Now, though, with digital SLR cameras, I can take a dozen photos, each with a tiny tweak to some setting or other,and I can see the differences right away and just delete the ones I’m not excited about. It’s *glorious*. And, as it turns out, even almost 20 years on I remember a good bit about how to use a camera. Thank goodness.
I spent this weekend, yes, basically the entire thing, taking pictures for my Etsy shop. The photo above is a quick snap taken with my phone so you can see the setup I was using. That tiny white chain on the black velvet is a necklace that I made. It’s very very tiny. It’s also very very shiny. It is … shall we say “exciting”? to photograph.
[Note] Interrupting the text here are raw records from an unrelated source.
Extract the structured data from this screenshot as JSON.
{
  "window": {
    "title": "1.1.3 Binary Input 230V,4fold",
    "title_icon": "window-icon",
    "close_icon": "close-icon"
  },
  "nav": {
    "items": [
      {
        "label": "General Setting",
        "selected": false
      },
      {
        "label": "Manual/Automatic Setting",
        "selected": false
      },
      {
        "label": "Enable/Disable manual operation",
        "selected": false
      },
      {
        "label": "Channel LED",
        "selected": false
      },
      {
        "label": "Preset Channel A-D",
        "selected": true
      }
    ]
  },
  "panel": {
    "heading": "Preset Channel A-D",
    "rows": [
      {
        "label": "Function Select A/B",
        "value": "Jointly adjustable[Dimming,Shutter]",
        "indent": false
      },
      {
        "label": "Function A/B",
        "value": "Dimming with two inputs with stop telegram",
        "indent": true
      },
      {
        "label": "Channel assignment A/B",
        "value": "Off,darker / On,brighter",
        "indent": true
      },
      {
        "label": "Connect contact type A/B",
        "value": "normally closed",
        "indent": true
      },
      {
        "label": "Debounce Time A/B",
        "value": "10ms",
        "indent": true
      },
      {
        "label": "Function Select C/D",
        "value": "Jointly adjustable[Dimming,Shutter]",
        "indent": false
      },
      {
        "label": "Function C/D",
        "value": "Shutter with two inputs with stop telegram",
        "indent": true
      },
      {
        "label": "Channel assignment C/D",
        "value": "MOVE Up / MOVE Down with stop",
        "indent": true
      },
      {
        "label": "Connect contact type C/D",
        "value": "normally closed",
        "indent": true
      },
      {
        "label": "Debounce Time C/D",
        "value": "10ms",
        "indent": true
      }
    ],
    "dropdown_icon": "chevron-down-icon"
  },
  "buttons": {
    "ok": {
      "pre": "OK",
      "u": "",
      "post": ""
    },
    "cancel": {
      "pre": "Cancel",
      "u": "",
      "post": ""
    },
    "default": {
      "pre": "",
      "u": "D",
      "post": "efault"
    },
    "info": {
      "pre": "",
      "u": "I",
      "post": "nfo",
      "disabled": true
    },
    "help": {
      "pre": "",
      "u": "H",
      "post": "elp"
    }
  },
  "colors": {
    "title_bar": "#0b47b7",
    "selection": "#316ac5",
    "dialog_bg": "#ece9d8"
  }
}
Unbeknownst to me until yesterday, photographing jewelry is considered extremely difficult even by professionals. It’s tricky because in many ways you’re photographing a mirror; the metal surfaces of a piece are shiny and reflect back light and shadow at you. My pieces are at least small enough that there’s not full identifiable reflections in them, but they sure do shine light back well. Most of my photos are overexposed and the chain has no detail because the silver is so reflective. I briefly considered dropping it in some flour to make it less so, but that would bring on more problems than it would solve.
I’ve managed to get some decent photos of the chains, which is great.
The photos I’ve gotten are clear, and illustrate the chain well, as you can see above. They are not, however, interesting. I have yet to manage a photo that grabs attention and makes someone want to click to see more. It is very difficult to imagine those red beads around one’s neck from that photo. And it’s kind of a boring photo, to be honest. At least the damn metal looks silver for a change.
At any rate, I just wanted to share some of the trials that go into photographing your work for Etsy. I’m going dark for a few days while Christmas with my family blows over. I hope everyone has a restful and low-stress end of 2014.